What it must be like to be Serena. When women speak up

What it Must be Like to be Serena.
When Women Speak Up

I go to the US open every year. It’s the one New York sporting event I have attended religiously since I first moved to New York City 21 years ago. I played competitively in high school.

So, as is tradition, I bought my tickets to the Women’s finals match for Sept 9th. I secretly hoped to see Serena play. Since she and her sister came onto the tennis scene, they have injected a wonderful new energy into women’s tennis. Men’s finals were always the most anticipated event and the women’s matches were a ‘coda.’  

Prompted by a conversation happening behind me at last year’s match, I read Richard Williams’ book Black and White: The Way I See It.   (Serena was playing on the main court, of course.) The guys behind me were in awe of the fact that her father wrote a manifesto about the athletes—no the warriors— he was going to nurture and create someday. This was written even before Serena and Venus were born. Once they were born, he moved his girls from the sleepy suburbs of Long Beach, California, to the drug-addled tennis courts of Compton. Why? Because he was building warriors. Not princesses. What must it be like to be Serena?

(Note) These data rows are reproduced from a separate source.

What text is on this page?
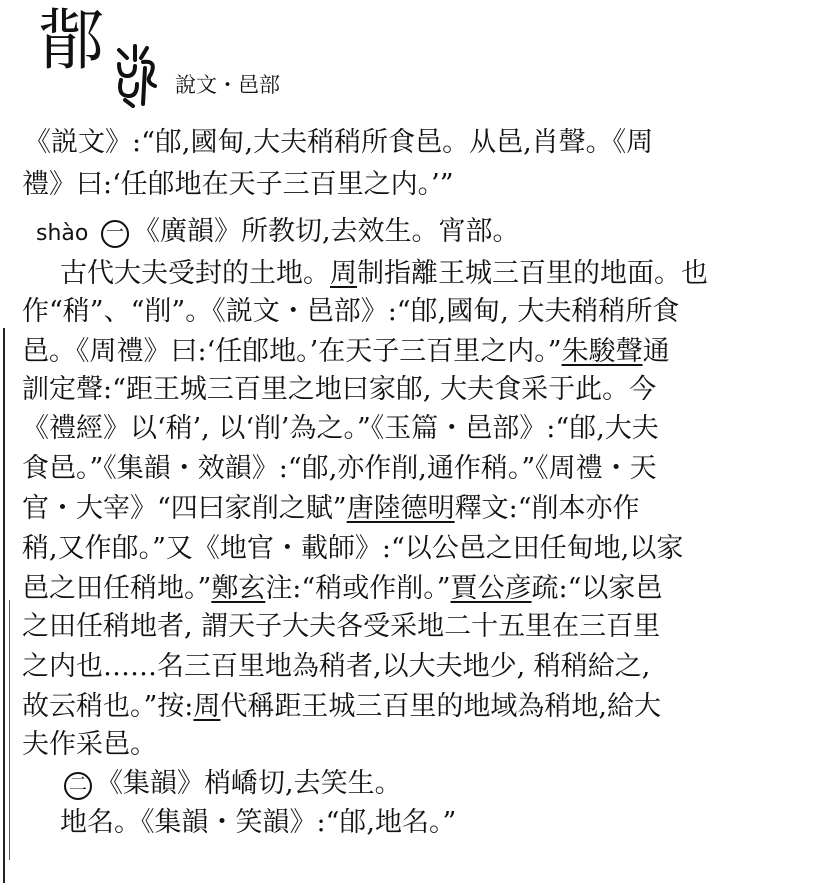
鄁
說文・邑部
《説文》:“郋,國甸,大夫稍稍所食邑。从邑,肖聲。《周
禮》曰:‘任郋地在天子三百里之内。’”
shào 一 《廣韻》所教切,去效生。宵部。
古代大夫受封的土地。周制指離王城三百里的地面。也
作“稍”、“削”。《説文・邑部》:“郋,國甸, 大夫稍稍所食
邑。《周禮》曰:‘任郋地。’在天子三百里之内。”朱駿聲通
訓定聲:“距王城三百里之地曰家郋, 大夫食采于此。今
《禮經》以‘稍’, 以‘削’為之。”《玉篇・邑部》:“郋,大夫
食邑。”《集韻・效韻》:“郋,亦作削,通作稍。”《周禮・天
官・大宰》“四曰家削之賦”唐陸德明釋文:“削本亦作
稍,又作郋。”又《地官・載師》:“以公邑之田任甸地,以家
邑之田任稍地。”鄭玄注:“稍或作削。”賈公彦疏:“以家邑
之田任稍地者, 謂天子大夫各受采地二十五里在三百里
之内也……名三百里地為稍者,以大夫地少, 稍稍給之,
故云稍也。”按:周代稱距王城三百里的地域為稍地,給大
夫作采邑。
二 《集韻》梢嶠切,去笑生。
地名。《集韻・笑韻》:“郋,地名。”
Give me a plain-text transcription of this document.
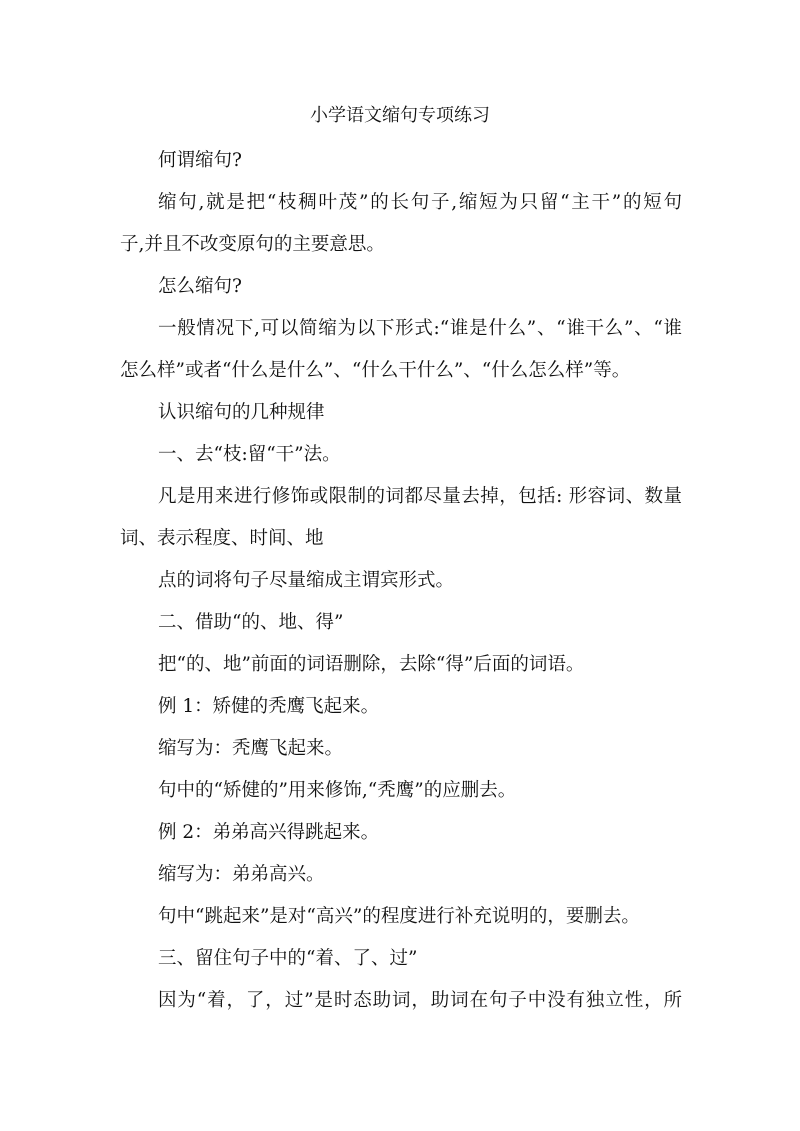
小学语文缩句专项练习
何谓缩句?
缩句,就是把“枝稠叶茂”的长句子,缩短为只留“主干”的短句
子,并且不改变原句的主要意思。
怎么缩句?
一般情况下,可以简缩为以下形式:“谁是什么”、“谁干么”、“谁
怎么样”或者“什么是什么”、“什么干什么”、“什么怎么样”等。
认识缩句的几种规律
一、去“枝:留“干”法。
凡是用来进行修饰或限制的词都尽量去掉，包括: 形容词、数量
词、表示程度、时间、地
点的词将句子尽量缩成主谓宾形式。
二、借助“的、地、得”
把“的、地”前面的词语删除，去除“得”后面的词语。
例 1：矫健的秃鹰飞起来。
缩写为：秃鹰飞起来。
句中的“矫健的”用来修饰,“秃鹰”的应删去。
例 2：弟弟高兴得跳起来。
缩写为：弟弟高兴。
句中“跳起来”是对“高兴”的程度进行补充说明的，要删去。
三、留住句子中的“着、了、过”
因为“着，了，过”是时态助词，助词在句子中没有独立性，所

Fast forward to this past Saturday. Just as we were heading into Arthur Ashe Stadium, my friends and I got into a conversation about the headwinds Serena upon returning to tennis post child-birth.  For the 13 months that she was away from the game, her ranking slid from No. 1 in the world to No. 454.  French Open officials faced criticism for not seeding her, even though she won the tournament three times already.  She made it to the fourth round anyway. Hours before she was due to face off with Maria Sharapova, she was forced to withdraw because of an injury. The US Open decided, starting this year, that it will no longer penalize players for pregnancy-related breaks.
Yes, I saw Serena break her racket on Saturday at the US Open women’s finals. Yes I heard about the code violation. Yes, I saw her in a heated debate with the umpire, gesticulating wildly in protest. Yes I heard about the second code violation, and the awarding of an entire game to her opponent Naomi.  It seemed extreme. The game was on a downward spiral afterwards. It was as if the air had been taken out of a balloon.


As I posted photos on Facebook, folks from my hometown and friends asked me what it must have been like to be at the match on Saturday.

I thought about what it must be like to be Serena. To live her life in the public eye. To have a father who was once her coach.  To not get seeded at the French Open because she gave birth to a child. To face criticism for cheating.
So my take on that moment, when she was locked in debate with the umpire, was that it was a watershed moment. The pot had boiled over.  Every allegation, every criticism, every injury that has happened since her return to the game, came to a head.

Rather than buckling, she stood up for herself. And she said it out loud. She stood up for her daughter.
Indra Nooyi, speaking at the Forbes Women Conference this summer, said, “Women have to work twice as hard to prove themselves as men.” I would wager, after Saturday’s match, women also have to work twice as hard at grace under pressure.

I can’t imagine what it must be like to be Serena.